September 8, 2011
The SEC's Proposed Regulatory Review and the D.C. Circuit
Is the SEC setting itself up for another D.C. Circuit loss, or perhaps a whole series of such losses?
The SEC is seeking comments on a plan to do retrospective reviews of its existing regulations. The announcement and the release, as well as a link for comments, are available here. The SEC‘s request is in response to Executive Order 13579 (July 11, 2011), in which President Obama called on independent agencies to “consider how best to promote retrospective analysis of rules that may be outmoded, ineffective, insufficient, or excessively burdensome, and to modify, streamline, expand, or repeal them in accordance with what has been learned.”
The SEC release, in addition to requesting general comments, solicits responses to the following specific questions:
- What factors should the Commission consider in selecting and prioritizing rules for review?
- How often should the Commission review existing rules?

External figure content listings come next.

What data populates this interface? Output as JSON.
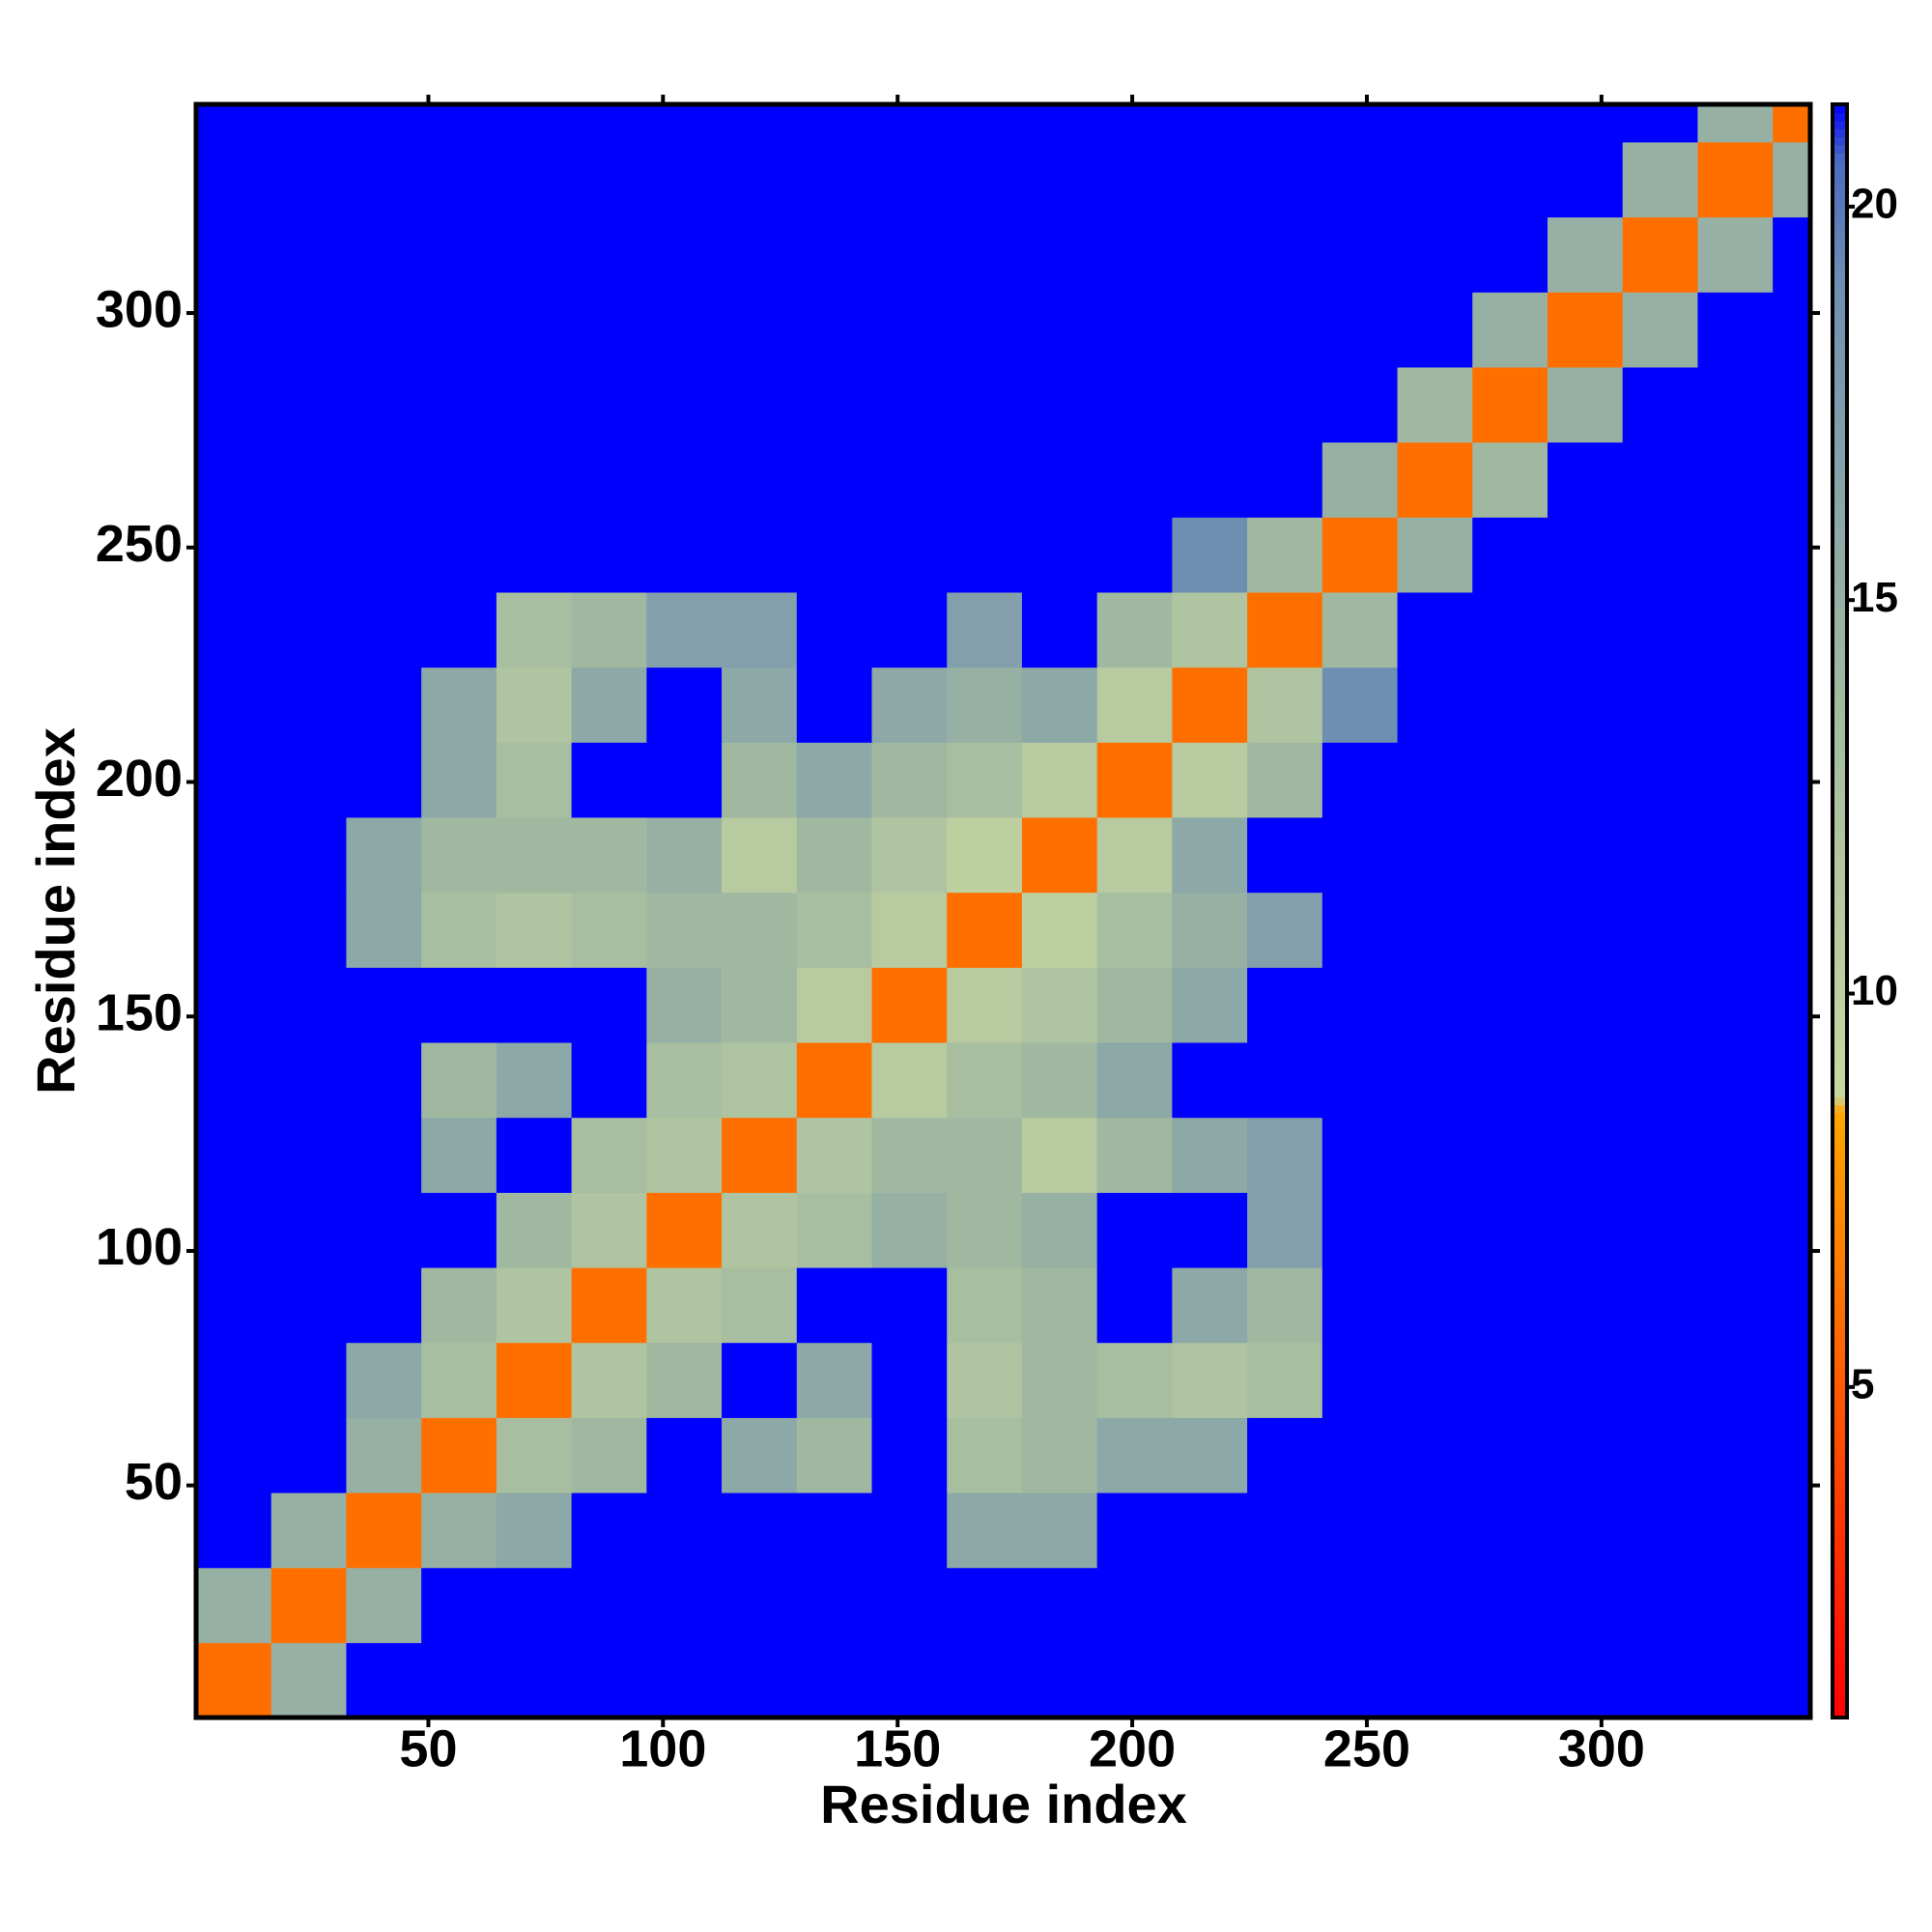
{
  "chart_data": {
    "type": "heatmap",
    "xlabel": "Residue index",
    "ylabel": "Residue index",
    "xlim": [
      0.5,
      344.5
    ],
    "ylim": [
      0.5,
      344.5
    ],
    "xticks": [
      50,
      100,
      150,
      200,
      250,
      300
    ],
    "yticks": [
      50,
      100,
      150,
      200,
      250,
      300
    ],
    "x_edges": [
      0.5,
      16.5,
      32.5,
      48.5,
      64.5,
      80.5,
      96.5,
      112.5,
      128.5,
      144.5,
      160.5,
      176.5,
      192.5,
      208.5,
      224.5,
      240.5,
      256.5,
      272.5,
      288.5,
      304.5,
      320.5,
      336.5,
      344.5
    ],
    "y_edges": [
      0.5,
      16.5,
      32.5,
      48.5,
      64.5,
      80.5,
      96.5,
      112.5,
      128.5,
      144.5,
      160.5,
      176.5,
      192.5,
      208.5,
      224.5,
      240.5,
      256.5,
      272.5,
      288.5,
      304.5,
      320.5,
      336.5,
      344.5
    ],
    "z": [
      [
        6,
        15,
        22,
        22,
        22,
        22,
        22,
        22,
        22,
        22,
        22,
        22,
        22,
        22,
        22,
        22,
        22,
        22,
        22,
        22,
        22,
        22
      ],
      [
        15,
        6,
        15,
        22,
        22,
        22,
        22,
        22,
        22,
        22,
        22,
        22,
        22,
        22,
        22,
        22,
        22,
        22,
        22,
        22,
        22,
        22
      ],
      [
        22,
        15,
        6,
        15,
        16,
        22,
        22,
        22,
        22,
        22,
        16,
        16,
        22,
        22,
        22,
        22,
        22,
        22,
        22,
        22,
        22,
        22
      ],
      [
        22,
        22,
        15,
        6,
        13,
        14,
        22,
        16,
        14,
        22,
        13,
        14,
        16,
        16,
        22,
        22,
        22,
        22,
        22,
        22,
        22,
        22
      ],
      [
        22,
        22,
        16,
        13,
        6,
        12,
        14,
        22,
        16,
        22,
        12,
        14,
        13,
        12,
        13,
        22,
        22,
        22,
        22,
        22,
        22,
        22
      ],
      [
        22,
        22,
        22,
        14,
        12,
        6,
        12,
        13,
        22,
        22,
        13,
        14,
        22,
        16,
        14,
        22,
        22,
        22,
        22,
        22,
        22,
        22
      ],
      [
        22,
        22,
        22,
        22,
        14,
        12,
        6,
        12,
        13,
        15,
        14,
        15,
        22,
        22,
        17,
        22,
        22,
        22,
        22,
        22,
        22,
        22
      ],
      [
        22,
        22,
        22,
        16,
        22,
        13,
        12,
        6,
        12,
        14,
        14,
        11,
        14,
        16,
        17,
        22,
        22,
        22,
        22,
        22,
        22,
        22
      ],
      [
        22,
        22,
        22,
        14,
        16,
        22,
        13,
        12,
        6,
        11,
        13,
        14,
        16,
        22,
        22,
        22,
        22,
        22,
        22,
        22,
        22,
        22
      ],
      [
        22,
        22,
        22,
        22,
        22,
        22,
        15,
        14,
        11,
        6,
        11,
        12,
        14,
        16,
        22,
        22,
        22,
        22,
        22,
        22,
        22,
        22
      ],
      [
        22,
        22,
        16,
        13,
        12,
        13,
        14,
        14,
        13,
        11,
        6,
        10,
        13,
        15,
        17,
        22,
        22,
        22,
        22,
        22,
        22,
        22
      ],
      [
        22,
        22,
        16,
        14,
        14,
        14,
        15,
        11,
        14,
        12,
        10,
        6,
        11,
        16,
        22,
        22,
        22,
        22,
        22,
        22,
        22,
        22
      ],
      [
        22,
        22,
        22,
        16,
        13,
        22,
        22,
        14,
        16,
        14,
        13,
        11,
        6,
        11,
        14,
        22,
        22,
        22,
        22,
        22,
        22,
        22
      ],
      [
        22,
        22,
        22,
        16,
        12,
        16,
        22,
        16,
        22,
        16,
        15,
        16,
        11,
        6,
        12,
        19,
        22,
        22,
        22,
        22,
        22,
        22
      ],
      [
        22,
        22,
        22,
        22,
        13,
        14,
        17,
        17,
        22,
        22,
        17,
        22,
        14,
        12,
        6,
        14,
        22,
        22,
        22,
        22,
        22,
        22
      ],
      [
        22,
        22,
        22,
        22,
        22,
        22,
        22,
        22,
        22,
        22,
        22,
        22,
        22,
        19,
        14,
        6,
        15,
        22,
        22,
        22,
        22,
        22
      ],
      [
        22,
        22,
        22,
        22,
        22,
        22,
        22,
        22,
        22,
        22,
        22,
        22,
        22,
        22,
        22,
        15,
        6,
        14,
        22,
        22,
        22,
        22
      ],
      [
        22,
        22,
        22,
        22,
        22,
        22,
        22,
        22,
        22,
        22,
        22,
        22,
        22,
        22,
        22,
        22,
        14,
        6,
        15,
        22,
        22,
        22
      ],
      [
        22,
        22,
        22,
        22,
        22,
        22,
        22,
        22,
        22,
        22,
        22,
        22,
        22,
        22,
        22,
        22,
        22,
        15,
        6,
        15,
        22,
        22
      ],
      [
        22,
        22,
        22,
        22,
        22,
        22,
        22,
        22,
        22,
        22,
        22,
        22,
        22,
        22,
        22,
        22,
        22,
        22,
        15,
        6,
        15,
        22
      ],
      [
        22,
        22,
        22,
        22,
        22,
        22,
        22,
        22,
        22,
        22,
        22,
        22,
        22,
        22,
        22,
        22,
        22,
        22,
        22,
        15,
        6,
        15
      ],
      [
        22,
        22,
        22,
        22,
        22,
        22,
        22,
        22,
        22,
        22,
        22,
        22,
        22,
        22,
        22,
        22,
        22,
        22,
        22,
        22,
        15,
        6
      ]
    ],
    "colorbar_lim": [
      0.8,
      21.3
    ],
    "colorbar_ticks": [
      5,
      10,
      15,
      20
    ],
    "colorscale": [
      [
        0.8,
        "#ff0000"
      ],
      [
        5,
        "#ff5a00"
      ],
      [
        8.5,
        "#ffa500"
      ],
      [
        8.7,
        "#c9d8a0"
      ],
      [
        14,
        "#a0b8a0"
      ],
      [
        19,
        "#6f8fb2"
      ],
      [
        20.6,
        "#4a6cc0"
      ],
      [
        21.3,
        "#0000ff"
      ]
    ]
  }
}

- Should different rules be reviewed at different intervals? If so, which categories of rules should be reviewed more or less frequently, and on what basis?
- To what extent does relevant data exist that the Commission should consider in selecting and prioritizing rules for review and in reviewing rules, and how should the Commission assess such data in these processes? To what extent should these processes include reviewing financial economic literature or conducting empirical studies? How can our review processes obtain and consider data and analyses that address the benefits of our rules in preventing fraud or other harms to our financial markets and in otherwise protecting investors?
- What can the Commission do to modify, streamline, or expand its regulatory review processes?
- How should the Commission improve public outreach and increase public participation in the rulemaking process?
- Is there any other information that the Commission should consider in developing and implementing a preliminary plan for retrospective review of regulations?
In my academic career, I have proposed changes to many SEC rules. I’m not a fan of some of the things the SEC has done. But I seriously doubt this review is going to have much effect, and I would rather see the Commission use its resources for fraud enforcement than to waste money on superficial reviews that are likely to result in marginal tweaking of the rules. I suspect the entire undertaking is an exercise in public relations, and there are better ways to spend the SEC’s limited funds.
But there is at least a possibility that the effort will backfire. When the SEC engages in rulemaking, it has a statutory obligation to consider whether its action will promote “efficiency, competition, and capital formation.” See Securities Act § 2(b); Exchange Act § 3(f); Investment Company Act § 2(c); Investment Advisers Act § 202(c). The recent Business Roundtable decision in the D.C. Circuit, which I and Stefan Padfield blogged about earlier, relied on one of these provisions to hold that the SEC’s failure to adequately consider the economic consequences of its proxy access rule violated the Administrative Procedure Act.
If the SEC sets up a formal, public process to review its rules, is it setting itself up for another D.C. Circuit failure? Assume, for example, that the SEC initiates a public review of Regulation D, which exempts certain securities offerings from the registration requirements of the Securities Act. Some of the commenters propose revisions that would substantially liberalize Regulation D, arguing that exempting more offerings would promote capital formation without significantly affecting investor protection. The SEC rejects those comments and makes only marginal changes to the regulation. Could the proponents of more radical change successfully argue that the SEC failed to adequately consider their economic arguments?
It’s possible that the SEC, at the President’s behest, is about to open a Pandora’s box.